Hasard et prédestination
Quelques années plus tard, Lacan promeut la primauté de l'Un. En deçà de l'Œdipe, il y a de l'Un pour chaque être parlant parce que le signifiant tout seul marque le corps par hasard, devient la cause d'une jouissance singulière, impossible à négativer, et foncièrement auto-érotique. Le voilà parlêtre, coupé de tout instinct naturel, exilé du rapport à l'autre sexe. Mais que ce rapport soit impossible et que son seul partenaire soit sa jouissance 5 , c'est ce qu'il pourrait ignorer à vie. En effet, suite à ce choc contingent, le parlêtre s'empresse de s'abonner à l'inconscient, se bricole des croyances, des idéaux, et se pare de nombreux semblants. Autrement dit, en réponse au hasard, il va se construire un destin qui ne cessera pas de s'écrire. Et lorsque sa jouissance le fait vibrer en consonnant de façon imprévue avec celle d'un autre, soit quand le miracle de la rencontre lui tombe dessus, là aussi il va recourir au sens, et dira, comme tous les experts en rencontres, que cela devait arriver, que c'était écrit et prédestiné vu la compatibilité de leurs profils, forcément signifiants.

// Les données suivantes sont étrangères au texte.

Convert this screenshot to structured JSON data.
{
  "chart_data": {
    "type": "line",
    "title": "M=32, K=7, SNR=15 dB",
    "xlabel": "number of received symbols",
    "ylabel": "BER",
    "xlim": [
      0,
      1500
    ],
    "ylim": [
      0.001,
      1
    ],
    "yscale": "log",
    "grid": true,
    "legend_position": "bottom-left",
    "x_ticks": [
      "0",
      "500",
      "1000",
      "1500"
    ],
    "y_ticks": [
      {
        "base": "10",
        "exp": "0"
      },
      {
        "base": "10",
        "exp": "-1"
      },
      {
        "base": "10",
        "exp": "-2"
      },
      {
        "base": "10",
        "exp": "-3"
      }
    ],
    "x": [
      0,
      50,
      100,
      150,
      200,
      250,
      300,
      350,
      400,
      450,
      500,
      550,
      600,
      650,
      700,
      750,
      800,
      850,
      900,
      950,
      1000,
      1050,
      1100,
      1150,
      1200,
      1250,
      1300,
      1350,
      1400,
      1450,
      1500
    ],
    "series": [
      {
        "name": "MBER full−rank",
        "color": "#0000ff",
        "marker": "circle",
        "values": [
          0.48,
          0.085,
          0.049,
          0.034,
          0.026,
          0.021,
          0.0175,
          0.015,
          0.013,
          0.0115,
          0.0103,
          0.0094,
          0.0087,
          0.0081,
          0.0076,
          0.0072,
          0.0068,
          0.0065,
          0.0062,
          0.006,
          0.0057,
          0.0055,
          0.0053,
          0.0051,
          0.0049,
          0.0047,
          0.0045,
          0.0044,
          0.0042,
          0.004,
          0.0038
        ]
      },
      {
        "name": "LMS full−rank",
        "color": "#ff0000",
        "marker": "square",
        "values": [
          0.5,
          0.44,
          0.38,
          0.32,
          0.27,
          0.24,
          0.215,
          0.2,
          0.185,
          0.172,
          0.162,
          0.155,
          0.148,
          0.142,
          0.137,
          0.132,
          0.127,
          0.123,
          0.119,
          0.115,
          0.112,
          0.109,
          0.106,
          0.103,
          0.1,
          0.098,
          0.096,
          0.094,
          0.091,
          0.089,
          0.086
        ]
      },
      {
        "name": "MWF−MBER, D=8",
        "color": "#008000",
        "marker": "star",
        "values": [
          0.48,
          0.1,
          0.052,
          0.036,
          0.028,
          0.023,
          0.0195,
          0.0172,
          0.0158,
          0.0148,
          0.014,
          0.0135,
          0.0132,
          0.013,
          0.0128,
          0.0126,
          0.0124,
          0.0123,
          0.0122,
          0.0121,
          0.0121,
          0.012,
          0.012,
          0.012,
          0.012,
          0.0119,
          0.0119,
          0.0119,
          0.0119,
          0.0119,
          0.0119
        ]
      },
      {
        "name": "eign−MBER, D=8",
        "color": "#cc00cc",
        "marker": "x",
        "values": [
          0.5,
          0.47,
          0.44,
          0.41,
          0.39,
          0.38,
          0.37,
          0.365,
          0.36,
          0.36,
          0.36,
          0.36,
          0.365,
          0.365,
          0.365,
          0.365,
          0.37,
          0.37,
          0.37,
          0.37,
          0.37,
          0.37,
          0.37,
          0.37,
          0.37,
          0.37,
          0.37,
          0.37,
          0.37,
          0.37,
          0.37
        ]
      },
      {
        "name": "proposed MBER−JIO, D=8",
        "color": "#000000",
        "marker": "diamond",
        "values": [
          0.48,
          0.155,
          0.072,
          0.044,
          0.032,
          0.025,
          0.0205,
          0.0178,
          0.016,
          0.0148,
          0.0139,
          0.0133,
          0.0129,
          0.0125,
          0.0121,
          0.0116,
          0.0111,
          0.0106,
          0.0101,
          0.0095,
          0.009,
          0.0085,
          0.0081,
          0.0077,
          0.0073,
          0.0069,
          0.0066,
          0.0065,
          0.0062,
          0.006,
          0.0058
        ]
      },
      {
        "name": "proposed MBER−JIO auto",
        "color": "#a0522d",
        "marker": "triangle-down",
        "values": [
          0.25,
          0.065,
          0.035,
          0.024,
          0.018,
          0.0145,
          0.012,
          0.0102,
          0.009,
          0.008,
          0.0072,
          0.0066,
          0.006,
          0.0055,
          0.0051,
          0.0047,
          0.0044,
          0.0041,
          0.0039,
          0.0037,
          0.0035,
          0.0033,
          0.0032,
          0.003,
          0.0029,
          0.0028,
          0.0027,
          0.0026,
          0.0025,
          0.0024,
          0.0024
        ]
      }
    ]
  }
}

En situant l'Un, cette cause de l'absence du rapport sexuel, avant l'inconscient, Lacan nous a laissé une ressource pour faire sortir la psychanalyse du foisonnement de bavardage que ce « fâcheux rapport »6 provoque nécessairement. Aux psychanalystes, s'ils se veulent lacaniens, d'en faire la boussole de leur acte pour déranger la défense que le parlêtre a mise en place et le reconduire à la solitude de l'Un dont il ne voulait rien savoir.
C'est ainsi que la psychanalyse ouvre une chance au parlêtre qui s'y adresse pour parler de son drame d'amour. Il s'agit d'une possibilité inédite de se détacher de sa nécessité destinale dans son rapport à l'autre sexe, et de prendre à son compte l'incalculable, soit sa jouissance hors la loi, qui mène la danse et qui peut soudainement le faire tomber pour quelqu'un, ou non.
[1] Mariés au premier regard.
[2] Cf. Married at First Sight UK, téléréalité, saison 9, 2024.
[3] Lacan J., Le Séminaire, livre XV, L'Acte psychanalytique, texte établi par J.-A. Miller, Paris, Seuil & Champ Freudien Éd., 2024, p. 267.
[4] Ibid., p. 268.
[5] Cf. Miller J.-A., « La théorie du partenaire », Quarto, n ° 77, juillet 2002, p. 13-14.
[6] Lacan J., « Note italienne », Autres écrits, Paris, Seuil, 2001, p. 311.